Sebenarnya pernikahan kilat model Puncak itu pernah dikemukakan yang sejenis dengan itu lebih 10 tahun yang lalu dalam Seri 223 bertanggal 14 April 1996. Berikut cuplikannya: "Dalam buku Di Bawah Bendera Revolusi karangan Bung Karno ada pula cerita yang menarik. Walaupun buku itu sudah tidak ada pada saya (dipinjam teman dan tidak dikembalikan) , namun masih mengendap dalam ingatan saya. Di suatu tempat di Jawa Barat terdapat sebuah rumah "penghulu". Orang yang menginginkan "isteri" dapat datang ke rumah itu yang menyediakan "calon-calon" isteri.
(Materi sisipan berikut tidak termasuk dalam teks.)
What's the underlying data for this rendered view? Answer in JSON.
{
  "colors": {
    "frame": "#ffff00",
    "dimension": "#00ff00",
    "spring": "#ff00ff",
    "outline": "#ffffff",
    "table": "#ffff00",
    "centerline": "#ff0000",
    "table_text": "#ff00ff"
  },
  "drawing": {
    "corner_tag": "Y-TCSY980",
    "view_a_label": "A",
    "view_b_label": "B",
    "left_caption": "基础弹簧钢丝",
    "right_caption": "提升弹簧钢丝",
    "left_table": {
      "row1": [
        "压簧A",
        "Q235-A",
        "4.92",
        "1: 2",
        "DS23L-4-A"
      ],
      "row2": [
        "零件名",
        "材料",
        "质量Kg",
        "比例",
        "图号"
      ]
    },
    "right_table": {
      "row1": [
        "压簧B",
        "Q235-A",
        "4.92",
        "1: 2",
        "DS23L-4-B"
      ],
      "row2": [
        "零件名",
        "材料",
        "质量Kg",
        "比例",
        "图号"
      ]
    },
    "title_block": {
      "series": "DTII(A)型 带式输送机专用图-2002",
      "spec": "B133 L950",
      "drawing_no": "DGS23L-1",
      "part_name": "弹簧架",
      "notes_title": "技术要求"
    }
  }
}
Apabila terjalin kesepakatan antara yang bersangkutan dengan "penghulu" dan "calon isteri", maka "yang mencari isteri" dinikahkanlah dengan "calon isteri" oleh "penghulu", di hadapan para "saksi".

Bukankah sesungguhnya ini adalah "bisnis pelacuran berselubung" ? Bukankah pada hakikatnya "yang mencari isteri" itu adalah pelanggan yang hidung belang, "penghulu" pada hakikatnya adalah germo, "calon isteri" itu pada hakikatnya adalah pelacur, dan para "saksi" adalah karyawan rumah bordel itu? Dan tentu saja "penghulu" itu tidak memperhatikan ayat (2:228) seperti yang dikutip di atas itu.
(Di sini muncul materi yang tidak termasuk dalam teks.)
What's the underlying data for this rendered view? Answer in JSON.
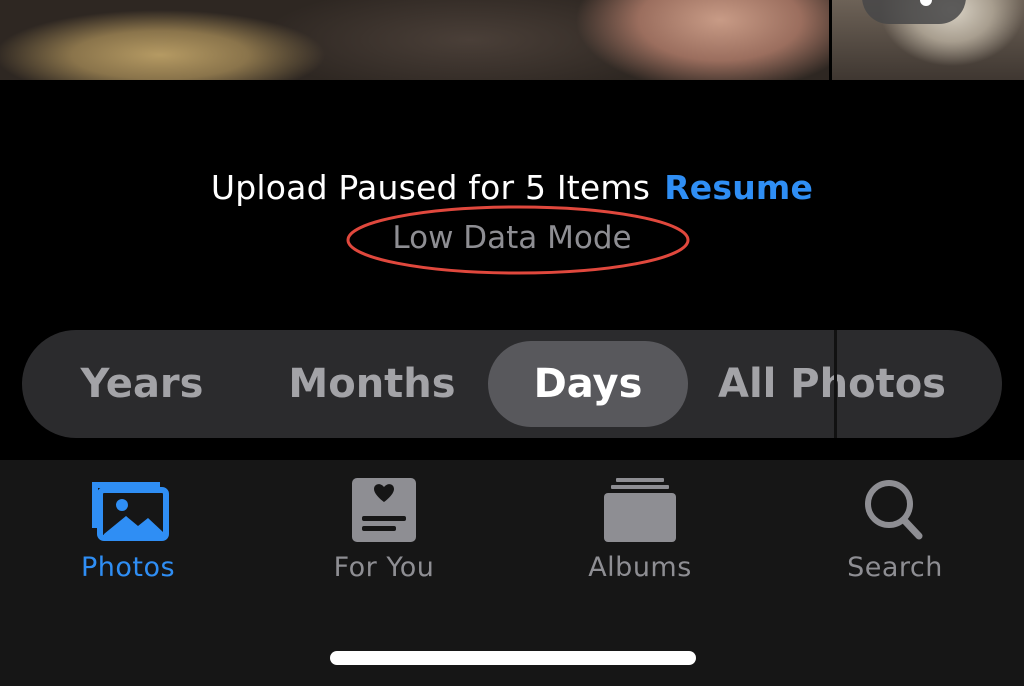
{
  "upload": {
    "message": "Upload Paused for 5 Items",
    "resume_label": "Resume",
    "mode_label": "Low Data Mode"
  },
  "segmented_control": {
    "segments": [
      "Years",
      "Months",
      "Days",
      "All Photos"
    ],
    "selected": "Days"
  },
  "tab_bar": {
    "tabs": [
      {
        "label": "Photos",
        "icon": "photos-icon",
        "active": true
      },
      {
        "label": "For You",
        "icon": "for-you-icon",
        "active": false
      },
      {
        "label": "Albums",
        "icon": "albums-icon",
        "active": false
      },
      {
        "label": "Search",
        "icon": "search-icon",
        "active": false
      }
    ]
  },
  "colors": {
    "accent": "#2f8ef4",
    "annotation": "#e0483d",
    "background": "#000000",
    "tab_bar": "#161616",
    "inactive": "#8e8e93"
  }
}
Satu generasi sebelum generasi saya (saya lahir 26 Rabiul Akhir 1350 / 9 September 1931), itulah generasi terakhir maraknya pelayaran inter insuler dengan perahu pinisi Bugis/Makassar, yang diproduksi oleh Parinta Lopi Orang Ara. Dahulu Panrita Lopi itu merupakan pabrik perahu yang mobil. Pada waktu itu kayu-kayuan masih rimbun di mana-mana, tidak seperti sekarang yang sudah rusak lingkungannya. Misalnya di pulau Selayar kalau ada yang memesan perahu pinisi, maka seluruh keluarga Panrita Lopi datang di Selayar membuat perahu. Bahannya diambil dari pepohonan setempat.
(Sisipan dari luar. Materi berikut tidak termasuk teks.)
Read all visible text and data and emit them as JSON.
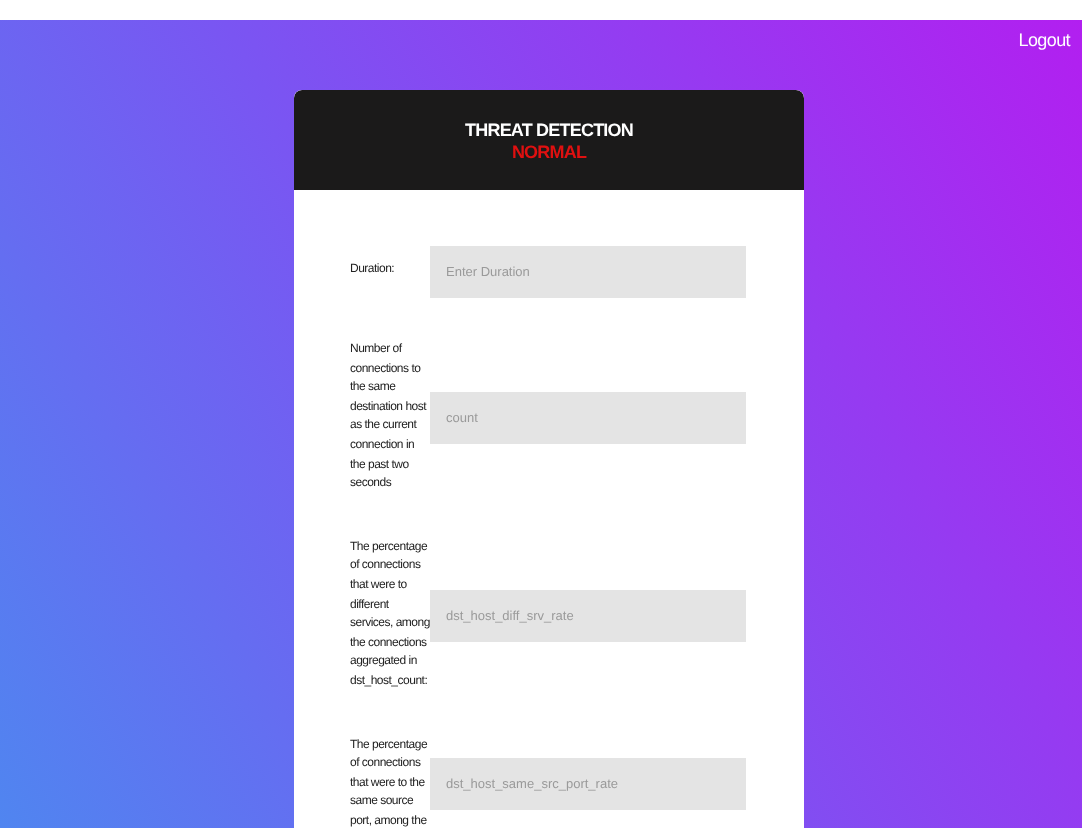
{
  "nav": {
    "logout": "Logout"
  },
  "card": {
    "title": "THREAT DETECTION",
    "status": "NORMAL"
  },
  "fields": [
    {
      "label": "Duration:",
      "placeholder": "Enter Duration"
    },
    {
      "label": "Number of connections to the same destination host as the current connection in the past two seconds",
      "placeholder": "count"
    },
    {
      "label": "The percentage of connections that were to different services, among the connections aggregated in dst_host_count:",
      "placeholder": "dst_host_diff_srv_rate"
    },
    {
      "label": "The percentage of connections that were to the same source port, among the",
      "placeholder": "dst_host_same_src_port_rate"
    }
  ]
}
Para pelaut Bugis/Makassar sebelum generasi saya itu, yakni tatkala masih maraknya pelayaran inter insuler dengan perahu pinisi, sesungguhnya mereka telah melakukan semacam "zawaj al-misyar". Mereka mempunyai beberapa isteri di rantau pada beberapa pelabuhan. Di antara isteri-isteri mereka itu hanya satu yang diam bersama serumah yaitu yang di kampung mereka masing-masing. Dan isteri-isteri yang di pelabuhan-pelabuhan lain itu tidak serumah. Para pelaut/pedagang itu punya route Sumenep, Gersik, Bawean, Betawi (Jkt), Tungkal (Sumatera), Batam, Tanjung Pinang, Singapura. Jadi tidak hanya sekali mondok di isteri-isterinya di rantau itu. Setiap liwat dari musim ke musim singgahlah di isteri-isterinya itu, misalnya di Sumenep, Bawean, Tanjung Pinang. Jadi mereka itu isteri dan anak-anaknya di rantau itu tidak disia-siakan, sebab setiap musim mereka singgah 2 atau 3 hari pada isteri-isteri dan anak-anaknya itu, bukan hit and run. Bahkan isteri-isterinya itu diberi modal, ibarat diberi kail, bukan ikan. Tentu saja nikah misyar semacam itu tidaklah melanggar Syari'ah.

Kesimpulannya, apakah lokasi di Puncak itulah yang dimaksud oleh Bung Karno dengan di suatu tempat di Jawa Barat? Kalau ya, maka praktek nikah kilat itu sudah berlangsung sejak dahulu (riolo marilona, baheula, saisuak). Kalau demikian itu sangat susah dihentikan. Itulah perlunya menegakkan Syari'at Islam, supaya bisnis yang melanggar Syari'ah itu dapat ditindak tegas secara "law enforcement" . Tentu saja tidak pukul rata, harus dipilah-pilah, yang nikah misyar tentu dibiarkan, karena tidak melanggar Syari'ah. WaLlah a'lamu bisshawab.